Every year South Carolina’s hospital community joins together at the Transforming Health Symposium to share best practices and learn about the ways individuals and organizations are working collaboratively to transform health and health care. One of the major highlights of the event is the presentation of the Lewis Blackman Awards to honor champions of patient safety who go above and beyond the call of duty to ensure quality care.
The awards are named in honor of Lewis Wardlaw Blackman, a bright, gifted 15-year-old who died following an elective surgical procedure in 2000 due to complications related to a medical error. Helen Haskell, Lewis’s mother, has provided inspiration for the awards through her tireless and meaningful work to promote patient safety and quality improvement not only in South Carolina but throughout the country.

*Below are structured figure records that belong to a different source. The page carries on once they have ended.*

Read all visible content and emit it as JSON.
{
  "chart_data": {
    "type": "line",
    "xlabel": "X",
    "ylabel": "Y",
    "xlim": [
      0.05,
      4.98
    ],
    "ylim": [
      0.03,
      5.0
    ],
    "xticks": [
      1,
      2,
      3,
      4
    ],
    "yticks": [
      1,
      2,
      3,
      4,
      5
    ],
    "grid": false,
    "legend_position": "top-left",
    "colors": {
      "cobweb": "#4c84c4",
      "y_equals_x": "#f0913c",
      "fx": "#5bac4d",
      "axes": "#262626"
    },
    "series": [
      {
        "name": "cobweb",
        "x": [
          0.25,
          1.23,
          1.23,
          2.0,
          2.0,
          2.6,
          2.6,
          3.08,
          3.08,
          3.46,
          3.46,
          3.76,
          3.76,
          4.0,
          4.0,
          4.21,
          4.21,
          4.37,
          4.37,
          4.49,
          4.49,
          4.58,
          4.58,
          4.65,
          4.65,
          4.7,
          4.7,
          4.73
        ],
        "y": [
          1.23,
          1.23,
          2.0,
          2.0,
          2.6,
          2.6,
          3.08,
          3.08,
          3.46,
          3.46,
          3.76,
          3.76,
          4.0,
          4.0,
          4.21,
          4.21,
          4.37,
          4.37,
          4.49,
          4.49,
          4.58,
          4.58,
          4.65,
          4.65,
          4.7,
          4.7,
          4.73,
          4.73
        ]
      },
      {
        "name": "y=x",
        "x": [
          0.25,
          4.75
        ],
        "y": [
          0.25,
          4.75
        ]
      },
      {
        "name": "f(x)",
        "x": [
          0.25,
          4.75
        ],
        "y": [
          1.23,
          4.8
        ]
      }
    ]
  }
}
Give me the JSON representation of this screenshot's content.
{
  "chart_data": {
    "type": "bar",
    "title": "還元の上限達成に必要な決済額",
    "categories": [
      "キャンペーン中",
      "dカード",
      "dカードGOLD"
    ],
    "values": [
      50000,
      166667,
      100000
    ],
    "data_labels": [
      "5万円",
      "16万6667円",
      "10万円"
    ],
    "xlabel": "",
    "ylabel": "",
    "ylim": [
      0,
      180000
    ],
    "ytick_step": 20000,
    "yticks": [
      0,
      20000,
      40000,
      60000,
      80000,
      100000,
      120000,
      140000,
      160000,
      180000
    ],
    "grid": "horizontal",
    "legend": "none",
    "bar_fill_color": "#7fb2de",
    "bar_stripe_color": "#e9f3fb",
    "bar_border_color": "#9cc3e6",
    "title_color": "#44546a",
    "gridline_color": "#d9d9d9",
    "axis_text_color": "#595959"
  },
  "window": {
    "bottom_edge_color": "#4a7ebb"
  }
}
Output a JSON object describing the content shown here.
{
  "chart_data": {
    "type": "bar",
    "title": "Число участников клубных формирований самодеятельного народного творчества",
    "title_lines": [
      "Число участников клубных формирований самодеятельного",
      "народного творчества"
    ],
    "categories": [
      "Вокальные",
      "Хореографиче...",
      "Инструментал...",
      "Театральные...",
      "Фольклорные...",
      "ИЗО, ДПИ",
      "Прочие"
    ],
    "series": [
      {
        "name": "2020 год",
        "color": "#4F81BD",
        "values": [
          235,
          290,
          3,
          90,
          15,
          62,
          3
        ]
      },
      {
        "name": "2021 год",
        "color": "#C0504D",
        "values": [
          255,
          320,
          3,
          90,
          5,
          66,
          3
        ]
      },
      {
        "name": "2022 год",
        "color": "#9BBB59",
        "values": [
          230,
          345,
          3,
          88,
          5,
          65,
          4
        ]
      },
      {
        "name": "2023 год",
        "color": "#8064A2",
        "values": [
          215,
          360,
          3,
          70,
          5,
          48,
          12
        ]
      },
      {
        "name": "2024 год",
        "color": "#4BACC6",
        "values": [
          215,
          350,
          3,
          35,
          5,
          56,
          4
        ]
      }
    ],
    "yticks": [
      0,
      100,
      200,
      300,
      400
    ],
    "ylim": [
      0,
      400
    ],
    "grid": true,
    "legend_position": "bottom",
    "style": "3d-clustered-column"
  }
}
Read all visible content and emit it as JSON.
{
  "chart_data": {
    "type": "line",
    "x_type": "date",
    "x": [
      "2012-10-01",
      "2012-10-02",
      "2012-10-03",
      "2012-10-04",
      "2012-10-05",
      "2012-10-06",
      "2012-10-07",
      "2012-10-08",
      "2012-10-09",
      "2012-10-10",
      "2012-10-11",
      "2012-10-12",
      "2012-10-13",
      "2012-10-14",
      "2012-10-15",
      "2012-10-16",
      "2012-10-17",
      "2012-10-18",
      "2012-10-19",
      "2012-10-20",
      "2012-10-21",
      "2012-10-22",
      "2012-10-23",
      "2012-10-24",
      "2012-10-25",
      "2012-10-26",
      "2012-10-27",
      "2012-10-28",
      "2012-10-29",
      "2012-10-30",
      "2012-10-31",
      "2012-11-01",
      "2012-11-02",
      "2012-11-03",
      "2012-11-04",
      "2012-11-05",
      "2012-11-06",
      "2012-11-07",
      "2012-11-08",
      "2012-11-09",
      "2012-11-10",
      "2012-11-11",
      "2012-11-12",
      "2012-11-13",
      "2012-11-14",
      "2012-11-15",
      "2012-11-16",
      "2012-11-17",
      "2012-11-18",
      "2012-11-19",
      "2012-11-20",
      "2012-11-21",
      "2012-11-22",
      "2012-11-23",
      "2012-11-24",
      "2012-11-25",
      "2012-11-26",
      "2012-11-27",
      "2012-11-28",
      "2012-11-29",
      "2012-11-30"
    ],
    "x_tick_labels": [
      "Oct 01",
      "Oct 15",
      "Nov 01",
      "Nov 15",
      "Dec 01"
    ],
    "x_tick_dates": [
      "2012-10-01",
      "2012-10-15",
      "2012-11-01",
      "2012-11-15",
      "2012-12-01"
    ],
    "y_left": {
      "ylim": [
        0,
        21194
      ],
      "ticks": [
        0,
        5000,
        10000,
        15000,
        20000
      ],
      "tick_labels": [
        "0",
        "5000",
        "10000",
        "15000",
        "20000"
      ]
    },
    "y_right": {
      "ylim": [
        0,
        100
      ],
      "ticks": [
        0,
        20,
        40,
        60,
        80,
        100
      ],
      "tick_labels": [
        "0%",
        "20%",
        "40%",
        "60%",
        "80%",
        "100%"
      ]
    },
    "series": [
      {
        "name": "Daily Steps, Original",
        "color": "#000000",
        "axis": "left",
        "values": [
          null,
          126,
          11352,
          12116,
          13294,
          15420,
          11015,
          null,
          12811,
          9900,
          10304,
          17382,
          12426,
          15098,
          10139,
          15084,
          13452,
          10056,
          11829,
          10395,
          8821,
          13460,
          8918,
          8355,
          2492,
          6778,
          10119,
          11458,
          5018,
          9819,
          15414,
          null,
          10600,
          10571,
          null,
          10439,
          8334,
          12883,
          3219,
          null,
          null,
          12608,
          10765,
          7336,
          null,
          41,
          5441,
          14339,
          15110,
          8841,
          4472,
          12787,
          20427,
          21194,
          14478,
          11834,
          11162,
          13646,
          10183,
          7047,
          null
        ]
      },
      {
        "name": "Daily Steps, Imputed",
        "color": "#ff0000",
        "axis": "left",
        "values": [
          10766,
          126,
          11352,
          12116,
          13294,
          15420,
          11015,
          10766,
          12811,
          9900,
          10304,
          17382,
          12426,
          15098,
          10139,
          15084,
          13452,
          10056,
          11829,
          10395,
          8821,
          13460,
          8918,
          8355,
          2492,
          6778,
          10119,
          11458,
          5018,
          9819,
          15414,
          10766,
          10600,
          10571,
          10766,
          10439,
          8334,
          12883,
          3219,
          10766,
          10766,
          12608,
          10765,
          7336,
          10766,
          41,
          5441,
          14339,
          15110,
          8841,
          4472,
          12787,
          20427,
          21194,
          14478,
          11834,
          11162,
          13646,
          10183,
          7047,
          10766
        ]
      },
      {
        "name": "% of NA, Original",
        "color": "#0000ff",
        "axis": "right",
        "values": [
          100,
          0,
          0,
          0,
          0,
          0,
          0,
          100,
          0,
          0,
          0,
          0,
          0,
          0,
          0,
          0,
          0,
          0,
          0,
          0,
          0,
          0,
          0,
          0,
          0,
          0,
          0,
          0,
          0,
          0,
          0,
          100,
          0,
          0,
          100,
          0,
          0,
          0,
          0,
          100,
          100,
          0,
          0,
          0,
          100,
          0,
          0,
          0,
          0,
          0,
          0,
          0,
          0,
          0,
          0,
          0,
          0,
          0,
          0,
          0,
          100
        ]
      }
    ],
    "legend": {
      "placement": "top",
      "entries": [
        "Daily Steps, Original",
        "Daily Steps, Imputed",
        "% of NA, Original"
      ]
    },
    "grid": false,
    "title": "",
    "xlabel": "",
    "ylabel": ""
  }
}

Award winners were recognized at a special luncheon April 7 during the Transforming Health Symposium at the Columbia Metropolitan Convention Center. We are proud to present the 2016 Lewis Blackman Award winners:
Dr. Rami Zebian is the Director of Pulmonary/Critical Care Medicine at Carolinas Hospital System in Florence where he oversaw a sepsis collaborative focused on implementing treatment guidelines that led to a dramatic decrease in sepsis mortality and established the facility as a mentor to other health systems.
Brian Greig is an RN that also serves Carolinas Hospital System in Florence as the Director of Critical Care Services where he has implemented daily safety huddles and led efforts to improve care for sepsis patients and reduce other hospital acquired infections.
Tom Dandridge has served as the CEO of Regional Medical Center (RMC) in Orangeburg for more than 20 years and continues to innovate new ways to ensure patient safety and process improvement. He’s overseen RMC’s commitment to SC Safe Care and continues to lead the way for a safer environment for patients and staff.
David Marx is the founder of Outcome Engenuity, which helps hospitals create systems for improving processes and human reliability. He is also recognized for his leadership in “Just Culture,” a model to improve the way health care providers approach system safety and staff accountability.
Danielle Scheurer, MD, MSCR is the Chief Quality Officer (CQO) and an adult Hospitalist at the Medical University of South Carolina. As CQO, she works to improve all aspects of Quality and Safety for the clinical enterprise.
Mary “Ali” Hobbs is a graduate research assistant at Clemson University who has provided research on how the strategic placement of hand sanitizers can improve the hand hygiene of visitors in hospitals. She has demonstrated leadership in improving complex systems and her research has been featured in the American Journal of Infection Control.
Congratulations to the winners of the 2016 Lewis Blackman Awards. We are honored to celebrate these leaders in improving the quality and safety of health care in South Carolina and beyond.